We observe clear patterns:

- **Women had much higher survival rates** across all classes.
- **First-class passengers** had higher survival, regardless of sex.

This heatmap confirms the strong interaction between `sex` and `pclass` in determining survival outcomes.

### How does age interact with survival and passenger class?

In [None]:
sns.histplot(data=titanic, x='age', hue='survived', multiple='stack', bins=30)
plt.title('Survival Distribution by Age')
plt.xlabel('Age')
plt.ylabel('Count')
plt.show()

From this histogram:

- Younger children had a higher survival rate, likely due to evacuation priorities.
- Older adults (especially over age 60) had low survival rates.
- There's a noticeable overlap across ages — survival wasn't limited to any single group.


In [None]:
sns.boxplot(data=titanic, x='pclass', y='age', hue='survived')
plt.title('Age Distribution by Class and Survival')
plt.xlabel('Passenger Class')
plt.ylabel('Age')
plt.show()

The boxplot reveals:

- In all classes, survivors tended to be younger.
- First class had older passengers overall, but age still played a role in survival likelihood.
- Third class had a wider age distribution, but many non-survivors were concentrated here.

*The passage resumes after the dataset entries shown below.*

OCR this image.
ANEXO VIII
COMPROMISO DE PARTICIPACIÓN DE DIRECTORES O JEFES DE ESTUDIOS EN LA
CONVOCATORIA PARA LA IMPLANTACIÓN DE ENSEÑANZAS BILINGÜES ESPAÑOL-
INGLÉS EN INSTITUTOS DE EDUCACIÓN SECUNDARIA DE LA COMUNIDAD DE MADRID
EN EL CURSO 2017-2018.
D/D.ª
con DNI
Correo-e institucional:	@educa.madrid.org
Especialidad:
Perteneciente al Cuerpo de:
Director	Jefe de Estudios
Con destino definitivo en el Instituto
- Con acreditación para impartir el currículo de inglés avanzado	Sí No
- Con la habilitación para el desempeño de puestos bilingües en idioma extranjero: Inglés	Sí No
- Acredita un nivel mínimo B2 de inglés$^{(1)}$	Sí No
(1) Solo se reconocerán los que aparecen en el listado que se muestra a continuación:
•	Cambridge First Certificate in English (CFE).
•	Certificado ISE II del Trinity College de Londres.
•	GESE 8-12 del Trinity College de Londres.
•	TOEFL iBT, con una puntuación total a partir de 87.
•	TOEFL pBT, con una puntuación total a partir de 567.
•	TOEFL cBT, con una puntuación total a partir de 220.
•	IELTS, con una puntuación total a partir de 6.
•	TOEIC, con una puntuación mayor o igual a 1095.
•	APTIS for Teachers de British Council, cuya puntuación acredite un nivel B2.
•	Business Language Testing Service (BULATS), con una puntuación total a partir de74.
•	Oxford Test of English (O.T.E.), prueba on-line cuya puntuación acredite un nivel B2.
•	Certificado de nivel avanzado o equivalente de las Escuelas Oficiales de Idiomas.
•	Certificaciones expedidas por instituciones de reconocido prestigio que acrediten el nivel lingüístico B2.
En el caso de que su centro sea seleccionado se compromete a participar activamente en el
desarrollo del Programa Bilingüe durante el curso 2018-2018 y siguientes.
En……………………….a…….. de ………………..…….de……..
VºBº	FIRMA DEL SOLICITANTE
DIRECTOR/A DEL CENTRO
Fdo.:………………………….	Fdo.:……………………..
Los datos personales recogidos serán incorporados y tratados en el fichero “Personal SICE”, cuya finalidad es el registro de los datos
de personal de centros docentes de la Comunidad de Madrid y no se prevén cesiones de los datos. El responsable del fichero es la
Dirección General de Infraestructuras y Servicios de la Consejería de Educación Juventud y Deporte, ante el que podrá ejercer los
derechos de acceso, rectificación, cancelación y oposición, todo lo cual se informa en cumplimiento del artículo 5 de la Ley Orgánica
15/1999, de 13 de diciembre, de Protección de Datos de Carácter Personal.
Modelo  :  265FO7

### Are there correlations among numerical features?

In [None]:
# Compute correlation matrix
corr = titanic[['age', 'fare', 'pclass', 'sibsp', 'parch', 'survived']].corr()

# Plot a heatmap
sns.heatmap(corr, annot=True, cmap='coolwarm')
plt.title('Correlation Matrix')
plt.show()

The correlation matrix shows:

- **Fare is negatively correlated with class** (lower class number = higher fare).
- **Fare has a weak positive correlation with survival** — more expensive tickets were slightly more likely to survive.
- **SibSp and Parch are positively correlated**, as expected (they both describe family connections).
- **Survival has modest correlations with fare and class**, but not strongly with age or family size.

Multivariate analysis reveals subtler trends that are not obvious from univariate views alone.